On the other hand, Virmaior’s answer is about the internal external distinction in the realm of epistemology, of epistemic justification. Here, internalism holds that the justification of a person’s belief depends entirely upon internal states, such as perception or thought process, other beliefs, that soundly/validly justifies the belief (coherentism), rather than, say, wishful thinking. A justified belief is one for which one has good reasons. If a believer’s belief is justified, a believer is aware that it is justified. Whereas epistemological externalism is the view that factors other than internal states (say, other beliefs) of the believer are relevant to whether the belief is justified. For instance, reliablism holds that knowledge turns on whether the belief in question is produced by a reliable process or methodology. The causal theory of knowledge holds that a justified true belief that x is one that is caused by the state of affairs x. An individual may have a belief that is justified despite having no good reasons for adopting it -- in that the condition’s necessary for a belief to be justified can be fulfilled even if the believer is unaware of the fact.

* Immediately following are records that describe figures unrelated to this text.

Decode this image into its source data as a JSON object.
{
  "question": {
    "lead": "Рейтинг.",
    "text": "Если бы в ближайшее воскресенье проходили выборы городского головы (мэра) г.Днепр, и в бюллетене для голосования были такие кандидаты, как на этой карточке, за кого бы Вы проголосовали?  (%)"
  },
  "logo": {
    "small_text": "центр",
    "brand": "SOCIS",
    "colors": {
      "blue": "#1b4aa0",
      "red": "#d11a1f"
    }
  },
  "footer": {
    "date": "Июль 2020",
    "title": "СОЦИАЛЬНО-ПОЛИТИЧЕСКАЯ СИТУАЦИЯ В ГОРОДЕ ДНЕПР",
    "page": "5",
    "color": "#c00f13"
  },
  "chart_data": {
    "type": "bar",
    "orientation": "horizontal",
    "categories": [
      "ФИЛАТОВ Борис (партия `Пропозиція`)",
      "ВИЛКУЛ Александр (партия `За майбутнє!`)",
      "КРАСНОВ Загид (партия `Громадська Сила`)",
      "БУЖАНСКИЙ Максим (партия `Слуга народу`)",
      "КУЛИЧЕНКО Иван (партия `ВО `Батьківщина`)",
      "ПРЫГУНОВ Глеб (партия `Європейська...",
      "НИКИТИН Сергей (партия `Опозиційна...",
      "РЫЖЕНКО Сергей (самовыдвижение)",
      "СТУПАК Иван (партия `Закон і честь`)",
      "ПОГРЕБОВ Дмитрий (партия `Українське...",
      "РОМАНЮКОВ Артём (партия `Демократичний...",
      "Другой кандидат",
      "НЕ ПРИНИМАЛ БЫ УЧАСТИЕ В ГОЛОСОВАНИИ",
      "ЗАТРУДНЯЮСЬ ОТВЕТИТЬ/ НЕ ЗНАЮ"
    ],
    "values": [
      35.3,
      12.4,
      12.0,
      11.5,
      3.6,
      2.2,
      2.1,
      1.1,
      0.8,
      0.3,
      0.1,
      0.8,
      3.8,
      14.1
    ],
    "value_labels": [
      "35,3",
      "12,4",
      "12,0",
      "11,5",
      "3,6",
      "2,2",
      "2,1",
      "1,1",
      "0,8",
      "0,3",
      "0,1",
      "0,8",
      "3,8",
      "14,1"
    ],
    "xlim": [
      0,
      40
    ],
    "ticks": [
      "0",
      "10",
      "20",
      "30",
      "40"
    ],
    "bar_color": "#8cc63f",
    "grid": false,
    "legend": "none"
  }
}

While I am insufficiently familiar with Sellarian philosophy to speak authoritively, your query mentions that it follows from Sellar’s “myth of the given” that “nothing from the physical world outside can limit our language - the "space of reason", and any concept gets its meaning by virtue of inferential relationships to other concepts only.” It seems to me that what follows from Sellar’s myth is that only a concept (belief) can serve as epistemic justification of another concept (belief). Which arguably has little to do with what a concept “means,” or what is the content of a particular intentional mental state (belief).

The problem you discern can be seen through the lens of the later Wittgenstein’s , language games. “Meaning” , or the “content" [of mental states, such as beliefs], belongs in the language game of mental states (philosophy of mind), whereas justification belongs in the game of epistemology/epistemic justification. The notion of semantics got into trouble (giving birth to the later Wittgenstein), precisely by confounding the distinctions between the two. As, presumably, did Sellars.